Alternatively, you can run the code in a web browser thanks to Jupyter Notebook. If you have never heard of Jupyter Notebooks or played with them before, trust me - you will love them! If you followed the directions as mentioned earlier and installed the Python Anaconda stack, Jupyter is already installed and ready to go. In a terminal, type as follows:

$ jupyter notebook

This will automatically open a browser window, showing a list of files in the current directory. Click on the opencv-machine-learning folder, then on the notebooks folder, and voila! Here you will find all the code for this book, ready for you to be explored.

Check out pages 20 and 21 in the book to find helpful tips about how to navigate a Jupyter Notebook!

Getting a glimpse of OpenCV's ML module

Starting with OpenCV 3.1, all machine learning-related functions in OpenCV have been grouped into the ml module. This has been the case for the C++ API for quite some time.

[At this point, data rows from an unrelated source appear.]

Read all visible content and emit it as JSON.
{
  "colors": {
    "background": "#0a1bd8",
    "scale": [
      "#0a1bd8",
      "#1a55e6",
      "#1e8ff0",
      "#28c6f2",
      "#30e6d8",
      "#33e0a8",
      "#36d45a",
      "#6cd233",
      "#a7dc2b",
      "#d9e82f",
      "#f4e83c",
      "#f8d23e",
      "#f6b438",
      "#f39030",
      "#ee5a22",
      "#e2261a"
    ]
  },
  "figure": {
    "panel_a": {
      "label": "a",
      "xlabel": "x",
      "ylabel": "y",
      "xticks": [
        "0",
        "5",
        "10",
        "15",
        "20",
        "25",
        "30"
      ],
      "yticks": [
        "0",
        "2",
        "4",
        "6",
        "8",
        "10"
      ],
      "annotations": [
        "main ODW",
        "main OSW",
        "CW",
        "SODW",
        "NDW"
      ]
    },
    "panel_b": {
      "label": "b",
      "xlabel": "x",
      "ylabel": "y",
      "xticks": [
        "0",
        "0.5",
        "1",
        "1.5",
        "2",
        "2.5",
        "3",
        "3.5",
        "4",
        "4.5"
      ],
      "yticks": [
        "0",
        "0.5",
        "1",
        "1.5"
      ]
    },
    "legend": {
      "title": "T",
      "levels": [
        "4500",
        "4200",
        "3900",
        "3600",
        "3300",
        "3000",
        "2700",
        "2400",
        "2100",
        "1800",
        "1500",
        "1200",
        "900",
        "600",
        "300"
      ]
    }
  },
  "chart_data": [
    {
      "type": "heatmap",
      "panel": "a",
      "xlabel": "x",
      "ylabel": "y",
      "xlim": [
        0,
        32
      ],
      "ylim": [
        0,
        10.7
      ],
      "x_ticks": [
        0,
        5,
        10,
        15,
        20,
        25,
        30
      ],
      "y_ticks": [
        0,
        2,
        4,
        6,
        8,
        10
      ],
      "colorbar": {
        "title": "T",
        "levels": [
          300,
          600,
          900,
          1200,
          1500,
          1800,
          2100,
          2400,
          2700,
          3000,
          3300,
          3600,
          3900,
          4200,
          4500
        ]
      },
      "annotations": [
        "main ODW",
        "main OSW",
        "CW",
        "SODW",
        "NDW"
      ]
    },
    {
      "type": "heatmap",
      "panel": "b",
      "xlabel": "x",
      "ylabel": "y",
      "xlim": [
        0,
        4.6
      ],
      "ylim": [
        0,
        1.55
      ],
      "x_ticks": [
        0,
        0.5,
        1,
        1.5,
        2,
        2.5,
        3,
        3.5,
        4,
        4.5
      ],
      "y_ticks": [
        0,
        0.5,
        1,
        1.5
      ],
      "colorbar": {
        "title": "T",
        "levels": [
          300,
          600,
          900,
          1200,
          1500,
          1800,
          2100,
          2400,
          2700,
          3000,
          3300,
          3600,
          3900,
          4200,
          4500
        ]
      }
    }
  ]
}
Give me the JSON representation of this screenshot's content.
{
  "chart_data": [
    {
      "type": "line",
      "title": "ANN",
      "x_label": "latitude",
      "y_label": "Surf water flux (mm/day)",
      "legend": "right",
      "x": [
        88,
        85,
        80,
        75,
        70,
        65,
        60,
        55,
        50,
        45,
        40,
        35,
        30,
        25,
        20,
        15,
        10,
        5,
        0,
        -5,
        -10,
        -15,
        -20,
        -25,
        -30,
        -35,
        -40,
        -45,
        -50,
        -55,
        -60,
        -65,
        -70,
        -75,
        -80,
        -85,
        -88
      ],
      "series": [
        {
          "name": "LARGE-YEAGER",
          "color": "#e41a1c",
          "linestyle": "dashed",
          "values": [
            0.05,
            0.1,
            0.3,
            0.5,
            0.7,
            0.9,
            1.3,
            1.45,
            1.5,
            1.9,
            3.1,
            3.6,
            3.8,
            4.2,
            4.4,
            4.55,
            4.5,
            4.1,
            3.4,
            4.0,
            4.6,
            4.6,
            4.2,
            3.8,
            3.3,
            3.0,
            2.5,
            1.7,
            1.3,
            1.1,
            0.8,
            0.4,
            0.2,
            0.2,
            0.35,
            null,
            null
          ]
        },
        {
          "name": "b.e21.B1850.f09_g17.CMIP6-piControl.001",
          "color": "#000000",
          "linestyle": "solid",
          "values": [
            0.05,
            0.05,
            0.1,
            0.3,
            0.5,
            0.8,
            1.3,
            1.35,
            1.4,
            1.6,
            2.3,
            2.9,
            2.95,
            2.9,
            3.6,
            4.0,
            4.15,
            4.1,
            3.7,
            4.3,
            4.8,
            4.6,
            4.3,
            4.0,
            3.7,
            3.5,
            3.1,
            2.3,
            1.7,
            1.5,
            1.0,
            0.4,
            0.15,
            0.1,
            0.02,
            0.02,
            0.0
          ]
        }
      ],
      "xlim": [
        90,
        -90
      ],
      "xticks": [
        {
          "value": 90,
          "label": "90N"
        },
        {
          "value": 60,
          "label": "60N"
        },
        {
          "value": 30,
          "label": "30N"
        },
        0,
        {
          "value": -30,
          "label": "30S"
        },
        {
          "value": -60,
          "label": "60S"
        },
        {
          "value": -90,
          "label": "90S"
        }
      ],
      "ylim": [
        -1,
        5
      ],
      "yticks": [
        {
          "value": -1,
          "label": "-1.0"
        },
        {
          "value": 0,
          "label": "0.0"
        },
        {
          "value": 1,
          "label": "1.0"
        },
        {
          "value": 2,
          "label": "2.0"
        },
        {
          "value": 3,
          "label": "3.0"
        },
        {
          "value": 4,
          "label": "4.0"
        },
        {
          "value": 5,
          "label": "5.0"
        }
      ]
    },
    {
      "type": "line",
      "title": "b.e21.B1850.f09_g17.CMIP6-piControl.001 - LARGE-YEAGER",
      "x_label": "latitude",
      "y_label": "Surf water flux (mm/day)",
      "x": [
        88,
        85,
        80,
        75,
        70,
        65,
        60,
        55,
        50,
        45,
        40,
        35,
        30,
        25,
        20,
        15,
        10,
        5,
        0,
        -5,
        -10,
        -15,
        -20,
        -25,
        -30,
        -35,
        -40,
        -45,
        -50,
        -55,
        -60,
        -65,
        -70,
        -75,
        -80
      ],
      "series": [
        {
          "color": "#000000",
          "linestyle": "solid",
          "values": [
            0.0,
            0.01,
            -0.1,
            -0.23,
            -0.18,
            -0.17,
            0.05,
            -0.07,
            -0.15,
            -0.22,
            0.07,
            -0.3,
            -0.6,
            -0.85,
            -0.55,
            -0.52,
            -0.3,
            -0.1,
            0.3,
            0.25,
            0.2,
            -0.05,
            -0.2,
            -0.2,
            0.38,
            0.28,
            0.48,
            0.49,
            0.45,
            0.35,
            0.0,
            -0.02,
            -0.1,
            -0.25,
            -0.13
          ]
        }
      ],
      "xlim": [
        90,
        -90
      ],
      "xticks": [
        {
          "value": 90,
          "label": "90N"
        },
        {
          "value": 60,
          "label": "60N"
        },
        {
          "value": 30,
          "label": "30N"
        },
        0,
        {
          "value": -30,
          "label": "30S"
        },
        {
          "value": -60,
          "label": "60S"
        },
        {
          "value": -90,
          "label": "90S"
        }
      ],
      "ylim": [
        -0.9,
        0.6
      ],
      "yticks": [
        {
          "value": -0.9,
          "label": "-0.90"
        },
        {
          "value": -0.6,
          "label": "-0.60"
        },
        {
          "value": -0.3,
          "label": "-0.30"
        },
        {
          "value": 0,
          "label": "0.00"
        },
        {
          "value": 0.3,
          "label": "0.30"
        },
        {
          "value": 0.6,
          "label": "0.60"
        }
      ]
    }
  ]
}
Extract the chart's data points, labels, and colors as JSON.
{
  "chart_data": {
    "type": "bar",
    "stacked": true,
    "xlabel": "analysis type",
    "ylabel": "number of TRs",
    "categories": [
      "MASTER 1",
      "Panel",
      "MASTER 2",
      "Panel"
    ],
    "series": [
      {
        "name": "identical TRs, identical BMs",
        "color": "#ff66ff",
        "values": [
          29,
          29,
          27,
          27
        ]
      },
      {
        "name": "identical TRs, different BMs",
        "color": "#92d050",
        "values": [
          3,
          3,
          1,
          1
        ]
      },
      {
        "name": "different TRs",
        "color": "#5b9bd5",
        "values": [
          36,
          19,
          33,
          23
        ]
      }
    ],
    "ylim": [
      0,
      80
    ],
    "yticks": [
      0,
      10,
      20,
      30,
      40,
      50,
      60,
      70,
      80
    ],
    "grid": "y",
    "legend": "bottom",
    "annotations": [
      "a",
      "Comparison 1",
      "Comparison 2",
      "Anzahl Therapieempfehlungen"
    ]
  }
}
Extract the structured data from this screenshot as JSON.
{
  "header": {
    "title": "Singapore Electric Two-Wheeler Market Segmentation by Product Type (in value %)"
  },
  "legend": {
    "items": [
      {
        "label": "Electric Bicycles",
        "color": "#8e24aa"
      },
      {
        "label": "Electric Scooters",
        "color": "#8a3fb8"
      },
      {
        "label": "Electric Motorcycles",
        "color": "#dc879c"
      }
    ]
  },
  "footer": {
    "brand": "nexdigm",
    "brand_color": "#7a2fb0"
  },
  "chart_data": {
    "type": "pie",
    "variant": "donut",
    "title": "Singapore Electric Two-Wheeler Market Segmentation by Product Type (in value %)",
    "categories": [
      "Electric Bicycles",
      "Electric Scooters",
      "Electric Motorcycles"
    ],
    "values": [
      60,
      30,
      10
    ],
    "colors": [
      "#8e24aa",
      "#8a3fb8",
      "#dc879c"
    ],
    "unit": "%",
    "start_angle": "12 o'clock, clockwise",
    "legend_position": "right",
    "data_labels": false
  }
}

You can get a glimpse of what's to come by displaying all functions in the ml module:


In [4]:
dir(cv2.ml)


Out[4]:
['ANN_MLP_BACKPROP',
 'ANN_MLP_GAUSSIAN',
 'ANN_MLP_IDENTITY',
 'ANN_MLP_NO_INPUT_SCALE',
 'ANN_MLP_NO_OUTPUT_SCALE',
 'ANN_MLP_RPROP',
 'ANN_MLP_SIGMOID_SYM',
 'ANN_MLP_UPDATE_WEIGHTS',
 'ANN_MLP_create',
 'BOOST_DISCRETE',
 'BOOST_GENTLE',
 'BOOST_LOGIT',
 'BOOST_REAL',
 'Boost_DISCRETE',
 'Boost_GENTLE',
 'Boost_LOGIT',
 'Boost_REAL',
 'Boost_create',
 'COL_SAMPLE',
 'DTREES_PREDICT_AUTO',
 'DTREES_PREDICT_MASK',
 'DTREES_PREDICT_MAX_VOTE',
 'DTREES_PREDICT_SUM',
 'DTrees_PREDICT_AUTO',
 'DTrees_PREDICT_MASK',
 'DTrees_PREDICT_MAX_VOTE',
 'DTrees_PREDICT_SUM',
 'DTrees_create',
 'EM_COV_MAT_DEFAULT',
 'EM_COV_MAT_DIAGONAL',
 'EM_COV_MAT_GENERIC',
 'EM_COV_MAT_SPHERICAL',
 'EM_DEFAULT_MAX_ITERS',
 'EM_DEFAULT_NCLUSTERS',
 'EM_START_AUTO_STEP',
 'EM_START_E_STEP',
 'EM_START_M_STEP',
 'EM_create',
 'KNEAREST_BRUTE_FORCE',
 'KNEAREST_KDTREE',
 'KNearest_BRUTE_FORCE',
 'KNearest_KDTREE',
 'KNearest_create',
 'LOGISTIC_REGRESSION_BATCH',
 'LOGISTIC_REGRESSION_MINI_BATCH',
 'LOGISTIC_REGRESSION_REG_DISABLE',
 'LOGISTIC_REGRESSION_REG_L1',
 'LOGISTIC_REGRESSION_REG_L2',
 'LogisticRegression_BATCH',
 'LogisticRegression_MINI_BATCH',
 'LogisticRegression_REG_DISABLE',
 'LogisticRegression_REG_L1',
 'LogisticRegression_REG_L2',
 'LogisticRegression_create',
 'NormalBayesClassifier_create',
 'ROW_SAMPLE',
 'RTrees_create',
 'STAT_MODEL_COMPRESSED_INPUT',
 'STAT_MODEL_PREPROCESSED_INPUT',
 'STAT_MODEL_RAW_OUTPUT',
 'STAT_MODEL_UPDATE_MODEL',
 'SVM_C',
 'SVM_CHI2',
 'SVM_COEF',
 'SVM_CUSTOM',
 'SVM_C_SVC',
 'SVM_DEGREE',
 'SVM_EPS_SVR',
 'SVM_GAMMA',
 'SVM_INTER',
 'SVM_LINEAR',
 'SVM_NU',
 'SVM_NU_SVC',
 'SVM_NU_SVR',
 'SVM_ONE_CLASS',
 'SVM_P',
 'SVM_POLY',
 'SVM_RBF',
 'SVM_SIGMOID',
 'SVM_create',
 'StatModel_COMPRESSED_INPUT',
 'StatModel_PREPROCESSED_INPUT',
 'StatModel_RAW_OUTPUT',
 'StatModel_UPDATE_MODEL',
 'TEST_ERROR',
 'TRAIN_ERROR',
 'TrainData_create',
 'TrainData_getSubVector',
 'VAR_CATEGORICAL',
 'VAR_NUMERICAL',
 'VAR_ORDERED',
 '__doc__',
 '__loader__',
 '__name__',
 '__package__',
 '__spec__']

If you have installed an older version of OpenCV, the ml module might not be present. For example, the $k$-nearest neighbor algorithm (which we will talk about in Chapter 3, First Steps in Supervised Learning) used to be called cv2.KNearest but is now called cv2.ml.KNearest_create.

In order to avoid confusion throughout the book, I therefore recommend using at least OpenCV 3.1.